Google Wallet: Großes Update ist da – Die neue Ordnung im digitalen Geldbeutel

Wer regelmäßig mit dem Smartphone bezahlt, kennt das Problem: Ein digitaler Berg aus Kundenkarten, Bordkarten und Kreditkarten verstopft die App. Bisher verschwendete Google Wallet auf der Startseite viel Platz für einzelne Einträge. Das ändert sich jetzt mit einem neuen Layout, das Karten deutlich schrumpfen lässt. Anstatt jede Information untereinander zu stapeln, nutzt die App nun zwei Spalten. Das sorgt dafür, dass wesentlich mehr Inhalte gleichzeitig sichtbar sind, ohne dass man sich durch endlose Listen wischen muss.

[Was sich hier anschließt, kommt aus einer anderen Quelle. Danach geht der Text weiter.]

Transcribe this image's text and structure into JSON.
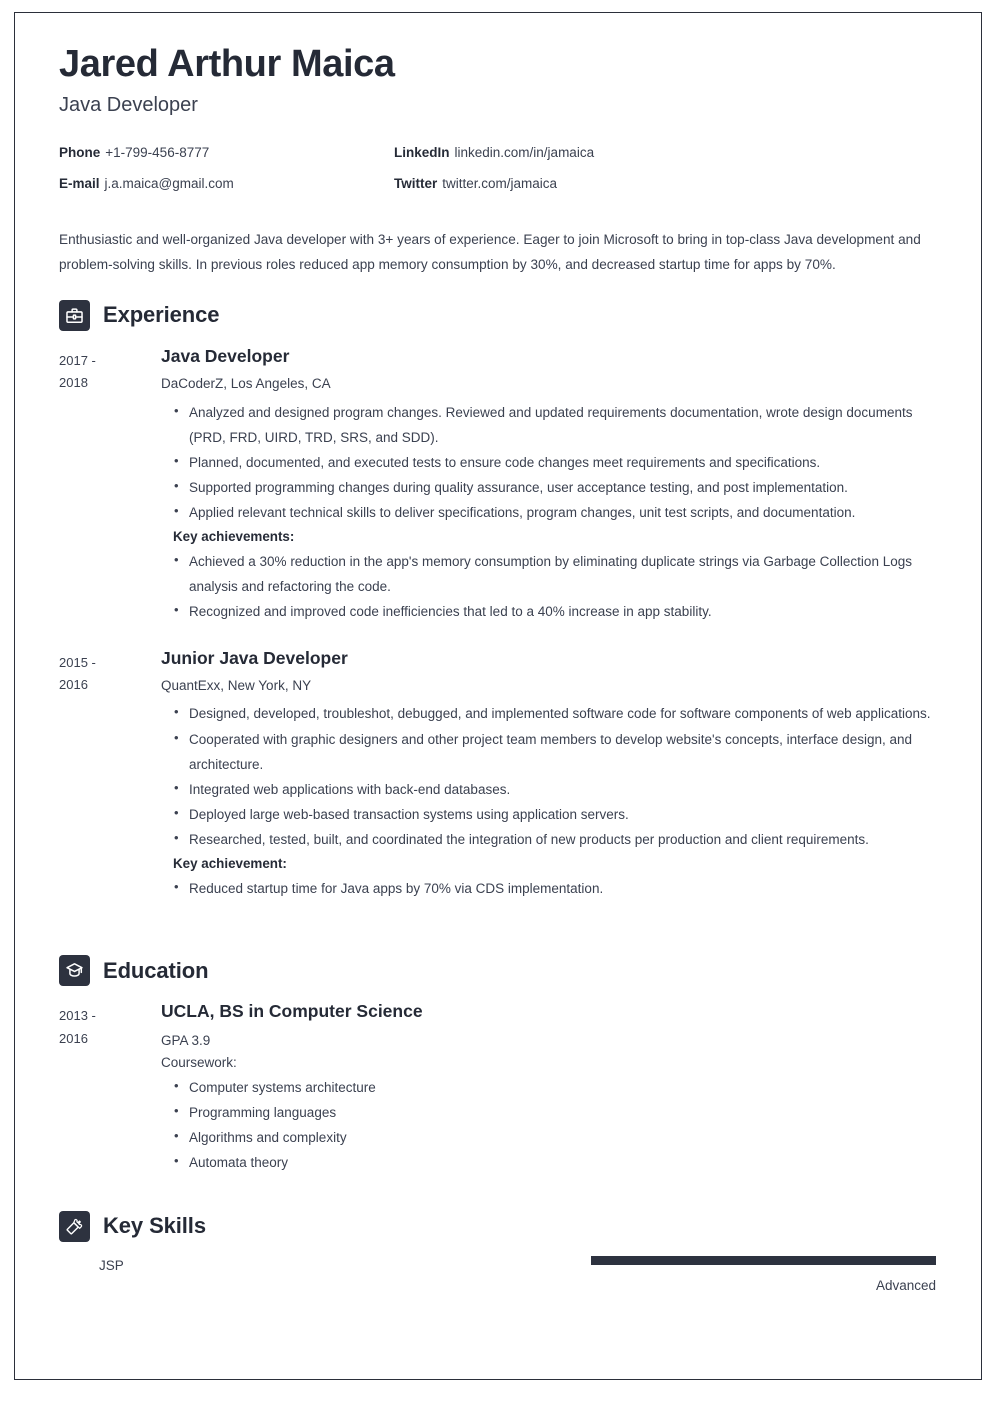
{
  "header": {
    "name": "Jared Arthur Maica",
    "job_title": "Java Developer"
  },
  "contact": [
    {
      "label": "Phone",
      "value": "+1-799-456-8777"
    },
    {
      "label": "LinkedIn",
      "value": "linkedin.com/in/jamaica"
    },
    {
      "label": "E-mail",
      "value": "j.a.maica@gmail.com"
    },
    {
      "label": "Twitter",
      "value": "twitter.com/jamaica"
    }
  ],
  "summary": "Enthusiastic and well-organized Java developer with 3+ years of experience. Eager to join Microsoft to bring in top-class Java development and problem-solving skills. In previous roles reduced app memory consumption by 30%, and decreased startup time for apps by 70%.",
  "sections": {
    "experience": {
      "title": "Experience",
      "icon": "briefcase-icon",
      "entries": [
        {
          "date_start": "2017 -",
          "date_end": "2018",
          "role": "Java Developer",
          "org": "DaCoderZ, Los Angeles, CA",
          "bullets": [
            "Analyzed and designed program changes. Reviewed and updated requirements documentation, wrote design documents (PRD, FRD, UIRD, TRD, SRS, and SDD).",
            "Planned, documented, and executed tests to ensure code changes meet requirements and specifications.",
            "Supported programming changes during quality assurance, user acceptance testing, and post implementation.",
            "Applied relevant technical skills to deliver specifications, program changes, unit test scripts, and documentation."
          ],
          "achievements_label": "Key achievements:",
          "achievements": [
            "Achieved a 30% reduction in the app's memory consumption by eliminating duplicate strings via Garbage Collection Logs analysis and refactoring the code.",
            "Recognized and improved code inefficiencies that led to a 40% increase in app stability."
          ]
        },
        {
          "date_start": "2015 -",
          "date_end": "2016",
          "role": "Junior Java Developer",
          "org": "QuantExx, New York, NY",
          "bullets": [
            "Designed, developed, troubleshot, debugged, and implemented software code for software components of web applications.",
            "Cooperated with graphic designers and other project team members to develop website's concepts, interface design, and architecture.",
            "Integrated web applications with back-end databases.",
            "Deployed large web-based transaction systems using application servers.",
            "Researched, tested, built, and coordinated the integration of new products per production and client requirements."
          ],
          "achievements_label": "Key achievement:",
          "achievements": [
            "Reduced startup time for Java apps by 70% via CDS implementation."
          ]
        }
      ]
    },
    "education": {
      "title": "Education",
      "icon": "graduation-cap-icon",
      "entries": [
        {
          "date_start": "2013 -",
          "date_end": "2016",
          "degree": "UCLA, BS in Computer Science",
          "gpa": "GPA 3.9",
          "coursework_label": "Coursework:",
          "coursework": [
            "Computer systems architecture",
            "Programming languages",
            "Algorithms and complexity",
            "Automata theory"
          ]
        }
      ]
    },
    "key_skills": {
      "title": "Key Skills",
      "icon": "puzzle-piece-icon",
      "skills": [
        {
          "name": "JSP",
          "level_label": "Advanced",
          "level_percent": 100
        }
      ]
    }
  },
  "colors": {
    "ink": "#2d323f",
    "body_text": "#3b4150",
    "page_border": "#2b2f3a"
  }
}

Um die optische Trennung zu unterstützen, führt Google eine farbliche Kennzeichnung für Pässe und Karten ein. Das hilft dabei, die richtige Karte im Vorbeigehen an der Kasse schneller zu identifizieren. Wer nur eine Handvoll Karten wirklich täglich braucht, kann die Startseite über eine neue Favoritenfunktion noch weiter entmisten. Alles, was nicht direkt als Favorit markiert wurde, verschwindet in einem Untermenü. Das schafft Platz für das Wesentliche und reduziert den visuellen Lärm beim Öffnen der Anwendung.
Spannender wird es bei der Automatisierung durch Gmail. Wer Tickets oder Reservierungen per Mail erhält, findet diese oft ungefragt im Wallet wieder. Google arbeitet an einer zentralen Einstellungsoption, um diesen Wildwuchs an importierten Belegen besser zu kontrollieren. Alle aus Gmail stammenden Dokumente lassen sich bald an einem Ort bündeln. Ob dieses Feature in vollem Umfang nach Deutschland kommt, bleibt abzuwarten. Es gab zuletzt Berichte über mögliche Einschränkungen der Importfunktion für hiesige Nutzer, auch wenn die Hilfeseiten derzeit noch keine Änderungen vermelden.
Für Nutzer, die in der Vergangenheit über Probleme mit PayPal innerhalb der App geklagt haben, gibt es ebenfalls Bewegung. Falls der Dienst plötzlich nicht mehr zur Verfügung stand oder Fehlermeldungen produzierte, existiert mittlerweile eine Lösung, um die Verknüpfung auf Android-Geräten wieder stabil zum Laufen zu bringen. Google scheint begriffen zu haben, dass eine Bezahl-App nur dann funktioniert, wenn die Suche nach der richtigen Karte nicht länger dauert als der Griff zum echten Geldbeutel.